Gilbert Highland senior running back Max Davis had a breakout season, setting school rushing records and helping the Hawks reach the 6A final for the first time. He made several post-season honors, including being among The Arizona Republic’s top 12 Offensive Player of the Year finalists.
But Davis won’t be celebrating Wednesday surrounded by his parents, because he hasn’t found a college. Or a college hasn’t found him.
“This impacted me because it became a lot harder to get my film in front of these big schools to even be evaluated because they know they got guys that they’ve seen in person in their programs that can play good football and are returning with an extra year of college,” Davis said. “It’s a lot harder to get schools to take a chance on you knowing what they already have, no matter how good your film is or how good of athlete you are.”
Peoria Liberty senior safety Shane Pitts said a good junior season led to some Division I college coaches to contact him, telling them they were excited to come down to Arizona to see him in person.

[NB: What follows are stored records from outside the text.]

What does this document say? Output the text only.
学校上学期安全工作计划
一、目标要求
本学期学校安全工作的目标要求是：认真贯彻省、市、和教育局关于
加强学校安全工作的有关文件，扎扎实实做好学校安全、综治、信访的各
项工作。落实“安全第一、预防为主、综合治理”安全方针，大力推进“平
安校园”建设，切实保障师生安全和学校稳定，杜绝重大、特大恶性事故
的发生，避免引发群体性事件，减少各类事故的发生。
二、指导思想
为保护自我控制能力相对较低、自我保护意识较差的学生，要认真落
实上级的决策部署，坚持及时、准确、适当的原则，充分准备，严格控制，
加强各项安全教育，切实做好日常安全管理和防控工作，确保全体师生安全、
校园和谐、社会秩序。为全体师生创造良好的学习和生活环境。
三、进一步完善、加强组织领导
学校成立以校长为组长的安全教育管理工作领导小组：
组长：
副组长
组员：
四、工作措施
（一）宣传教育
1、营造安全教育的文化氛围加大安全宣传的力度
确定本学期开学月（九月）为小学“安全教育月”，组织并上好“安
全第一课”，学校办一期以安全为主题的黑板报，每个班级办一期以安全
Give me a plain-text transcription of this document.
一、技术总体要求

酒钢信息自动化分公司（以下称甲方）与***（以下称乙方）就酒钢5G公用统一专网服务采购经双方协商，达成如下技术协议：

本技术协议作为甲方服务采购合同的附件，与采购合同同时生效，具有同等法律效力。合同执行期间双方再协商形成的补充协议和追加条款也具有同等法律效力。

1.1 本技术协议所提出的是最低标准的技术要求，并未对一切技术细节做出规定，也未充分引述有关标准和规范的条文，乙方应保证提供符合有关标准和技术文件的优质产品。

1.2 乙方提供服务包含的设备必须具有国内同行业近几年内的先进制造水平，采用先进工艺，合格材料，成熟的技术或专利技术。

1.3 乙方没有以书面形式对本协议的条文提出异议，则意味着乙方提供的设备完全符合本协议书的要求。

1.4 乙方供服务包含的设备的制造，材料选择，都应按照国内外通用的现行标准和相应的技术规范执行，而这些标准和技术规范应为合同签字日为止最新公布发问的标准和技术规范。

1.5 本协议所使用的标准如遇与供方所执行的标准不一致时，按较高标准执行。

Then, COVID hit in the spring and recruiting got derailed.
He still had a strong senior season, helping the Lions reach the Open Division semifinals, and nearly pulling off the upset of the year against Chandler.
“After COVID hit, the Ivy League interest was still there, but my grades weren’t quit there,” Pitts said. “Most of the other D. I schools kinda fell off, even with my good senior tape.”
Open Division state champion Chandler had several seniors, including Oregon-bound defensive end Brandon Buckner and Central Florida-bound quarterback Mikey Keene, sign their national letters of intent in December.
On Wednesday, All-Arizona running back Eli Sanders will be signing with Iowa State and All-Arizona linebacker/long snapper Hank Pepper will sign with Michigan State.
They’ll be on the Chandler auditorium stage with fellow teammates Anthony Hanger (Augustana), Aliiakai Ormita (Rocky Mountain), Jeremiah Tyler (Western New Mexico), Nick Nesbitt (Columbia), Daniel Fulton (Rhodes College) and Cess Ibarra (Rocky Mountain).
“There is no question the pandemic had an affect on the class of 2021,” Chandler coach Rick Garretson said. “We’ve had some kids that were turned away due to the do-over year. We have some kids that I feel lost out on some opportunities because college recruiters could not visit and get eyes on players.
“We’re all hoping that things can resume as they were in the pre-pandemic era with college football recruiting.”